Actinobactérias do gênero Micromonospora, também encontradas nesse estudo, ocorrem como saprófagas abundantes no solo e na água. Espécies de Micromonospora são mais conhecidas por sintetizar antibióticos, especialmente aminoglicosídeos. Seu impacto na medicina é considerável, e de fato Streptomyces e Micromonospora produzem muitos dos antibióticos conhecidos. Também desse gênero são produzidos antibióticos antitumorais (lomaiviticinas A e B, tetrocarcina A, complexo LL-E33288, etc) e antibióticos de antraciclina. Outras moléculas biologicamente ativas sintetizadas por espécies de

Micromonospora são a vitamina B12 e compostos antifúngicos. O antimicrobiano alcalóide,

diazepinomicina, foi identificado de uma espécie marinha (HIRSCH, 2009).

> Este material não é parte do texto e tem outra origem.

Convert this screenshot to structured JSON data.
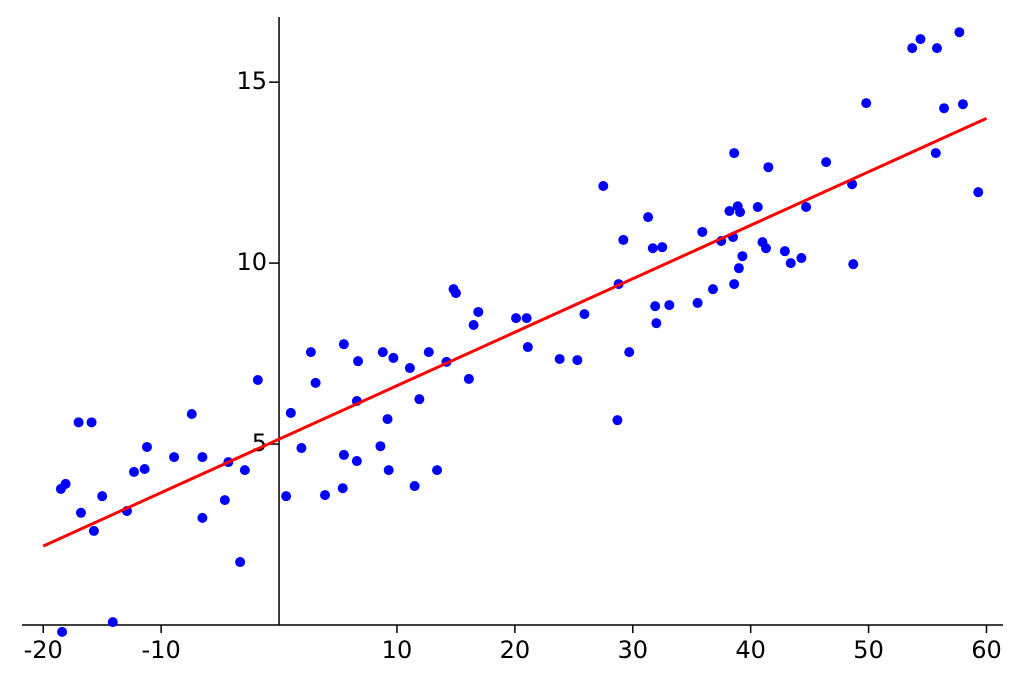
{
  "chart_data": {
    "type": "scatter",
    "xlim": [
      -21.8,
      61.4
    ],
    "ylim": [
      0,
      16.8
    ],
    "xticks": [
      -20,
      -10,
      10,
      20,
      30,
      40,
      50,
      60
    ],
    "yticks": [
      5,
      10,
      15
    ],
    "series": [
      {
        "color": "#0000ff",
        "x": [
          -18.4,
          -14.1,
          -18.5,
          -18.1,
          -17.0,
          -15.9,
          -16.8,
          -15.7,
          -15.0,
          -12.9,
          -12.3,
          -11.4,
          -11.2,
          -8.9,
          -7.4,
          -6.5,
          -6.5,
          -4.6,
          -4.3,
          -3.3,
          -2.9,
          -1.8,
          0.6,
          1.0,
          1.9,
          2.7,
          3.1,
          3.9,
          5.5,
          5.5,
          5.4,
          6.6,
          6.6,
          6.7,
          8.8,
          9.7,
          8.6,
          9.2,
          9.3,
          11.1,
          11.5,
          11.9,
          12.7,
          13.4,
          14.2,
          14.8,
          15.0,
          16.1,
          16.5,
          16.9,
          20.1,
          21.0,
          21.1,
          23.8,
          25.3,
          25.9,
          27.5,
          28.8,
          28.7,
          29.2,
          29.7,
          31.3,
          31.7,
          31.9,
          32.0,
          32.5,
          33.1,
          35.5,
          35.9,
          36.8,
          37.5,
          38.2,
          38.6,
          38.5,
          38.6,
          38.9,
          39.1,
          39.0,
          39.3,
          40.6,
          41.0,
          41.3,
          41.5,
          42.9,
          43.4,
          44.3,
          44.7,
          46.4,
          48.6,
          48.7,
          49.8,
          53.7,
          54.4,
          55.8,
          55.7,
          56.4,
          57.7,
          58.0,
          59.3
        ],
        "values": [
          -0.19,
          0.08,
          3.76,
          3.9,
          5.6,
          5.6,
          3.1,
          2.6,
          3.56,
          3.15,
          4.23,
          4.31,
          4.92,
          4.64,
          5.83,
          4.64,
          2.96,
          3.45,
          4.5,
          1.74,
          4.28,
          6.77,
          3.56,
          5.86,
          4.89,
          7.54,
          6.69,
          3.59,
          7.76,
          4.7,
          3.78,
          4.53,
          6.19,
          7.29,
          7.54,
          7.38,
          4.94,
          5.69,
          4.28,
          7.1,
          3.84,
          6.24,
          7.54,
          4.28,
          7.27,
          9.28,
          9.17,
          6.8,
          8.29,
          8.65,
          8.48,
          8.48,
          7.68,
          7.35,
          7.32,
          8.59,
          12.13,
          9.42,
          5.66,
          10.64,
          7.54,
          11.27,
          10.41,
          8.81,
          8.34,
          10.44,
          8.84,
          8.9,
          10.86,
          9.28,
          10.61,
          11.44,
          13.04,
          10.72,
          9.42,
          11.57,
          11.41,
          9.86,
          10.19,
          11.55,
          10.58,
          10.41,
          12.65,
          10.33,
          10.0,
          10.14,
          11.55,
          12.79,
          12.18,
          9.97,
          14.42,
          15.94,
          16.19,
          15.94,
          13.04,
          14.28,
          16.38,
          14.39,
          11.96
        ]
      },
      {
        "type": "line",
        "color": "#ff0000",
        "x": [
          -20,
          60
        ],
        "values": [
          2.18,
          14.0
        ]
      }
    ]
  }
}
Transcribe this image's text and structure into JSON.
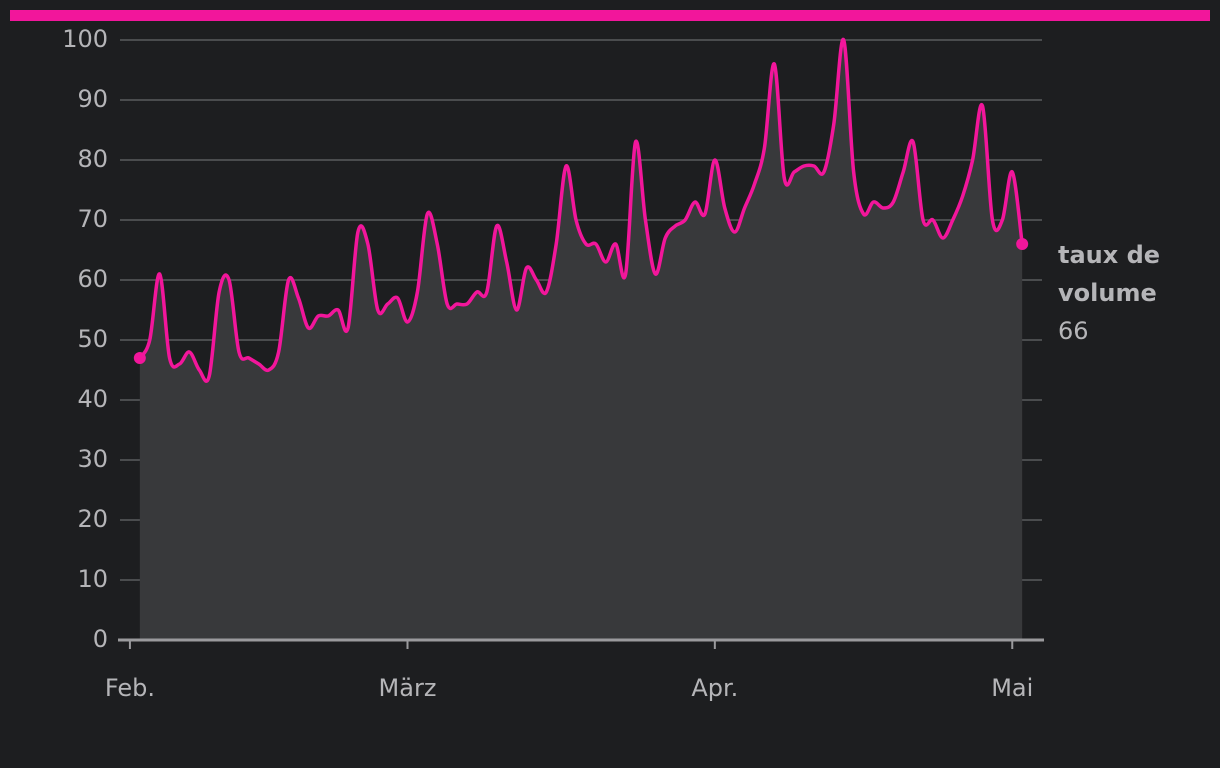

Ambas as famílias Streptomycetaceae e Micromonosporaceae já haviam sido encontradas na costa cearense através de estudos da microbiota associadas a invertebrados marinhos, mais especificamente na espécie da ascídia Eudistoma vanammei, coletada na Praia da Taíba. Nos extratos provenientes dessas bactérias foram isolados compostos bem descritos por suas atividades anticâncer, estaurosporinas e dictiopirolona, e antraciclinas, respectivamente (JIMENEZ et al, 2012; ABREU et al, 2013; SOUZA et al, 2012).